Major design challenges, says Bell, were the project cost and the unusually narrow footprint of the building (20 feet wide by 150 feet long). In addition, fire codes mandate that the partitions for the sleeping units be treated as furniture and not extend to the ceiling. Prevailing themes among the entries, Bell reports, were mass production and prefabrication to lower costs and afford easy replicability for other sites. To maximize space and natural light in the building's narrow corridors, some of the competition-stage designs employed translucent partitions and sliding doors, though tenant feedback on the winning entries included concerns for privacy and having a lockable swinging door. Currently, the premiated designs are undergoing further development, and by the end of September, Common Ground will decide which ones can move forward into prototypes. Fabrication and installation will begin in 2005, when work on the shell of the Andrews, by Richard Vitto of New York City's Oaklander Coogan and Vitto Architects, is complete.

AN SRO FROM THE GROUND UP
Forging ahead into other realms of design, Common Ground is developing its first ground-up construction, a 200-unit building in downtown Brooklyn designed by firm partners Susan Rodriguez and Timothy Hartung of Polshek Partnership. The project is a joint venture between Common Ground and the Actors' Fund of America, for whom Common Ground already manages a low-income residence for entertainment professionals in Manhattan. Like the Times Square Hotel, the Brooklyn building will house a fifty-fifty mix of formerly homeless people and low-income tenants, many of whom, in this case, are employed in the arts and entertainment industries.

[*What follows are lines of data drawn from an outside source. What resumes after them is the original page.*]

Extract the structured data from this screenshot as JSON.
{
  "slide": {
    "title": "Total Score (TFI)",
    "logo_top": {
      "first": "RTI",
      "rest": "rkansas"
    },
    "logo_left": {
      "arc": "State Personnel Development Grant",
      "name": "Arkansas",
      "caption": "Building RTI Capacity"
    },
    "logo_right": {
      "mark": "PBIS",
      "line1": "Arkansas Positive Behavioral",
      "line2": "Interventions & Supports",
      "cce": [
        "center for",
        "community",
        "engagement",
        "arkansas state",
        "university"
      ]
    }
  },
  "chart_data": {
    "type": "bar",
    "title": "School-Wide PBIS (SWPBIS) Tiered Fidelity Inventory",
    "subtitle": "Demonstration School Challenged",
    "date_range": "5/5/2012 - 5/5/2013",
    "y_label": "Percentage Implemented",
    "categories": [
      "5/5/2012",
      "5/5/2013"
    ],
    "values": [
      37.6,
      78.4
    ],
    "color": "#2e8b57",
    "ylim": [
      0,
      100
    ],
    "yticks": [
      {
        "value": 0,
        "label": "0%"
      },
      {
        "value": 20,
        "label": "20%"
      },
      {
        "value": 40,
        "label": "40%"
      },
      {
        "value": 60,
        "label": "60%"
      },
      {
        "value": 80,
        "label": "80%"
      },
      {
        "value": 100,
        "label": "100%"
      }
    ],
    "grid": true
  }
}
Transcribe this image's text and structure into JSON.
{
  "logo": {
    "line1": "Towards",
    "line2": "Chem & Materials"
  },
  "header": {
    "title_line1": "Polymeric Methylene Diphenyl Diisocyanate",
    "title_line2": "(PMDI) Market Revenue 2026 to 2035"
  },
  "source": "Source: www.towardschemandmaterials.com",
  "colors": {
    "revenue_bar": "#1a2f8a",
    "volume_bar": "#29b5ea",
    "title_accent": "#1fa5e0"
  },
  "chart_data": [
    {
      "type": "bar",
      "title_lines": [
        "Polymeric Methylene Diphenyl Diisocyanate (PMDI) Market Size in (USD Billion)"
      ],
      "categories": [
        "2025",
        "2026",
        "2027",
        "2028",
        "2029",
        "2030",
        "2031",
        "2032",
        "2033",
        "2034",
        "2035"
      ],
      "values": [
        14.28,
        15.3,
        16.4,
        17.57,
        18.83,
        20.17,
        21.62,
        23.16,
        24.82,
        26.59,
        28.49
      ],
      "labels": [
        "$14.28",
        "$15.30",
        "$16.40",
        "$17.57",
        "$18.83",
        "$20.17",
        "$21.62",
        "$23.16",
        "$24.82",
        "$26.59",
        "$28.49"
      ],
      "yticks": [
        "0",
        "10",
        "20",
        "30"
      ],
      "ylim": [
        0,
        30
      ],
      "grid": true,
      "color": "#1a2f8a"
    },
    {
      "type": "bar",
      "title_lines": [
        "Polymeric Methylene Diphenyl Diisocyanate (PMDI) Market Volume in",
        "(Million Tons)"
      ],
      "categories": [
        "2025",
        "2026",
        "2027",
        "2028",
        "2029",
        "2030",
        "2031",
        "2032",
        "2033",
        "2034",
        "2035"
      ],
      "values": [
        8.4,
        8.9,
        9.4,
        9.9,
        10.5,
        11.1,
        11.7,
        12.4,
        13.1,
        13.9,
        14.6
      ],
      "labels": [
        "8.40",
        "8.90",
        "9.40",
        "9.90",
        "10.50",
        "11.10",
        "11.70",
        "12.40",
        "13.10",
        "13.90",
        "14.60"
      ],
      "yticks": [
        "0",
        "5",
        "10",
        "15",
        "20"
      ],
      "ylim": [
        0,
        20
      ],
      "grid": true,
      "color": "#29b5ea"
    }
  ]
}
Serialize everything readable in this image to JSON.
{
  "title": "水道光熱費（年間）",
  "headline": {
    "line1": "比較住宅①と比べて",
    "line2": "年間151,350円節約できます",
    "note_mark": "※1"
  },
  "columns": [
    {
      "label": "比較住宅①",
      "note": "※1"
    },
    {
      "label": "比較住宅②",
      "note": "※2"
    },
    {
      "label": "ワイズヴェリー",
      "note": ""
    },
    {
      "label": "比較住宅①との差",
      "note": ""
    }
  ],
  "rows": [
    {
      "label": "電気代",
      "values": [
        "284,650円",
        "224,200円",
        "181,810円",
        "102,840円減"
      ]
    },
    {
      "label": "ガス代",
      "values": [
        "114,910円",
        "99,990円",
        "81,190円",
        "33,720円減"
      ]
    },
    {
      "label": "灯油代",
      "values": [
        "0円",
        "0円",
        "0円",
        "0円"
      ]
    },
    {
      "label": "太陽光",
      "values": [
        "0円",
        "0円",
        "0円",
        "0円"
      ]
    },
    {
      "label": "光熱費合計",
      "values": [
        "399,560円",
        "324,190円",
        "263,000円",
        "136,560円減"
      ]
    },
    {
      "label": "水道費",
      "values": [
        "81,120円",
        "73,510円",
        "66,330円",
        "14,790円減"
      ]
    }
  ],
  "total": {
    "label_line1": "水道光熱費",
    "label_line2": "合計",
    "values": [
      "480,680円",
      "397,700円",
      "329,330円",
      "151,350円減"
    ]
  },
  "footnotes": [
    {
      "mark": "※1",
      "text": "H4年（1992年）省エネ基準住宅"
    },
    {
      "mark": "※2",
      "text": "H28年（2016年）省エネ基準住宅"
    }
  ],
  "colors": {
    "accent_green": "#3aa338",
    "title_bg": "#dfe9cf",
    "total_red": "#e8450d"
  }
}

The land for the project, part of a parcel being developed by Hamlin Ventures and Time Equities, was given to Common Ground by the developers because, as a city-designated urban-renewal site, a portion of the property had to be dedicated to low-income housing. The rest of the site will contain market-rate residential and commercial buildings. Common Ground chose Polshek Partnership in part because of the firm's previous experience on projects like The Ed Sullivan Theater in Manhattan that also faced this site's peculiar challenge: close proximity to a subway tunnel. In some areas, the structure will sit only 5 inches above the train passage. Four 23-foot trusses, which are exposed at the first two stories, suspend the building over the tunnel and visually "set the presence of the building apart from traditional low-income projects" Hartung believes. "Part of Common Ground's mission [with this project]," he adds, is to establish "pride of place." Incorporating sustainable initiatives is another goal of the project; the architects are following LEED guidelines (and may apply for the certification, if funding allows) and are pursuing the use of green roofs, daylighting-the front of the building is mainly glass-and recycled materials. Construction starts next year, and completion is planned for 2007.

Beyond communicating its ideology through architectural expression locally, Common Ground is spreading its innovative thinking about homelessness to cities across the United States and around the world. In addition to partnering with local organizations on projects in London; Newburgh, New York; and Hartford and Willimantic, Connecticut, the nonprofit runs a "replication" program that educates housing organizations in countries as far away as Australia and Japan. With the First Step Housing competition, Haggerty hopes to also inspire other humane approaches to temporary shelter. With her imaginative and pragmatic approach to affordable housing, she stands a very good chance.